I heard that Quinn had a difficult relationship with State Legislators (of his own party). Might that be a reason? Or the economy? California for example, another deep blue state, has economical difficulties as well, but Brown handily won.
People don't care about social issues put to rest when the economy still sucks, and Rauner was not a social issues warrior like Bill Brady. Pet social issues don't win elections; it's always about the economy.

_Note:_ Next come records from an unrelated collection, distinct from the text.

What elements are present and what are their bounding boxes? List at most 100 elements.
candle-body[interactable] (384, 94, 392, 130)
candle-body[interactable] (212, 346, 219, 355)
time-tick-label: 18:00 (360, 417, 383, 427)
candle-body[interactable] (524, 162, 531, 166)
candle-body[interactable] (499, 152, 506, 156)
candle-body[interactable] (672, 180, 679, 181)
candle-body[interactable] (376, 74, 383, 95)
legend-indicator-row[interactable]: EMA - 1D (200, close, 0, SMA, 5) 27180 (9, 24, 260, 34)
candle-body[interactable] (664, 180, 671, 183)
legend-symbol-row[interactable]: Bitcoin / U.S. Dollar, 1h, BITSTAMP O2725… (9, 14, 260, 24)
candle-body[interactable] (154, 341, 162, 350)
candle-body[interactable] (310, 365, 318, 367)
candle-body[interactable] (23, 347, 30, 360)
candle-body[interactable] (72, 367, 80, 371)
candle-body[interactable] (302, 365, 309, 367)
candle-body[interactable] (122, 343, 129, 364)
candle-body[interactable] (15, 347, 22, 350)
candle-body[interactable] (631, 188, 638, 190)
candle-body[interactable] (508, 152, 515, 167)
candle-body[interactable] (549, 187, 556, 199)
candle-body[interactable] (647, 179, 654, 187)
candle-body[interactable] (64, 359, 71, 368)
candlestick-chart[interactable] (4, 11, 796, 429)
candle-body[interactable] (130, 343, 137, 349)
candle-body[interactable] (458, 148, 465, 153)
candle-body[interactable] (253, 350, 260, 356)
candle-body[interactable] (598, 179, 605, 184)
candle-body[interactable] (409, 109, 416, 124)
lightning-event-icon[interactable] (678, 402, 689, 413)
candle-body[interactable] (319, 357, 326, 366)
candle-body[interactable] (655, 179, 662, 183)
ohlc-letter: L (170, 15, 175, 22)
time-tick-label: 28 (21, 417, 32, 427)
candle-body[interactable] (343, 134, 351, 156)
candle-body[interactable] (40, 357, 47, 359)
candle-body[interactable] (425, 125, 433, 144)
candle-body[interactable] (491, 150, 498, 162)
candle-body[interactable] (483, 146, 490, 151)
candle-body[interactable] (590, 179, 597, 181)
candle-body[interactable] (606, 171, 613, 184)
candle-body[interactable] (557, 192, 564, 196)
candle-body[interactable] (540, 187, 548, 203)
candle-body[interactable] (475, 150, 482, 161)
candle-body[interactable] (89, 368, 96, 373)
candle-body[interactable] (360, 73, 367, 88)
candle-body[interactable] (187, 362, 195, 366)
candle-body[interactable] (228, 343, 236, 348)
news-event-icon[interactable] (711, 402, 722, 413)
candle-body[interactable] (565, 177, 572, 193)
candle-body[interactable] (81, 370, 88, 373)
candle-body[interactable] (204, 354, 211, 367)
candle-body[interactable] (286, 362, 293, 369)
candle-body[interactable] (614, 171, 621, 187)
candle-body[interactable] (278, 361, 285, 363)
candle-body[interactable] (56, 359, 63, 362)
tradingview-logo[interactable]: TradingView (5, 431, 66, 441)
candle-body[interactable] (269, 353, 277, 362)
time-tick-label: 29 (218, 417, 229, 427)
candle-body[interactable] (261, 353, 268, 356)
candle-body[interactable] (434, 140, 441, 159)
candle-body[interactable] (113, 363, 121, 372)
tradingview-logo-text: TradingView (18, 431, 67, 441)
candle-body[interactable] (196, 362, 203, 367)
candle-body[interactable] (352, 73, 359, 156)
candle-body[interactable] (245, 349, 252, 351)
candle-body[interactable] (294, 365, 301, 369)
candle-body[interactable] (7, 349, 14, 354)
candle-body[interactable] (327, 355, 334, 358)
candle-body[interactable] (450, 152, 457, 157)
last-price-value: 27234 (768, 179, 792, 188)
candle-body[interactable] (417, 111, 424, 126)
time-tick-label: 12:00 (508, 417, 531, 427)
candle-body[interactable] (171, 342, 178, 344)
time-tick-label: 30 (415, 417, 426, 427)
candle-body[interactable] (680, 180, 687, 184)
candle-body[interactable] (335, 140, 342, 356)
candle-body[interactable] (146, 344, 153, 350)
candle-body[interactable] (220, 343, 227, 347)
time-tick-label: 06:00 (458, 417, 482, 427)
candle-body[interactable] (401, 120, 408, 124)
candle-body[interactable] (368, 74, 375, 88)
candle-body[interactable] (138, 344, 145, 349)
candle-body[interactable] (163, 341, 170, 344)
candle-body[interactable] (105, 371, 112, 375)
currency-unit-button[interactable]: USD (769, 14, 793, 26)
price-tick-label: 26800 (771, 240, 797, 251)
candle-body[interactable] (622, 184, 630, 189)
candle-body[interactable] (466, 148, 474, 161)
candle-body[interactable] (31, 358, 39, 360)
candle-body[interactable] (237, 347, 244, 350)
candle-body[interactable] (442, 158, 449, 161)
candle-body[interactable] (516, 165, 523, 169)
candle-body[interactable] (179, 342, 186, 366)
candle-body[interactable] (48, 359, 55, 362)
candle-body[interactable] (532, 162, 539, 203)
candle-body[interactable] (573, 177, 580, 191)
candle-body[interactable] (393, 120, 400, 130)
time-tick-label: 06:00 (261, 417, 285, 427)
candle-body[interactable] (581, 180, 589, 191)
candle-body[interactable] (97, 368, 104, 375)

Illinois pension crisis continued to grow from $83 billion in 2011 to nearly $100 billion now, despite Quinn raising taxes to deal with it in 2011 and gaining over $30 billion in new revenue. Quinn said it would only be to 4% and temporary, but raised it to 5% and actually campaigned on making it permanent. Also, Quinn actually cut educational and environmental spending overall, while there was bureaucratic mismanagement in the remaining funds. Quinn was stained in this past year by a number of scandals and investigations that tarnished his "clean reformer" image like the anti-crime fund that turned bad and revelations about improper payments to various Democratic party members in Cook County.

On top of this, Quinn ran a bad campaign, and Rauner ran a decent one. Rauner campaigned solely on economic issues, taxes, the pension crisis and state debt, reform, and education. Quinn primarily tried to paint Rauner as another Romney + Brady, and came off as desperate. People were angry at Quinn, and thus voted him out (but kept a heavily Democratic legislature, hilariously).

If the Illinois GOP nominated a better candidate than Brady in 2010, this would've happened then.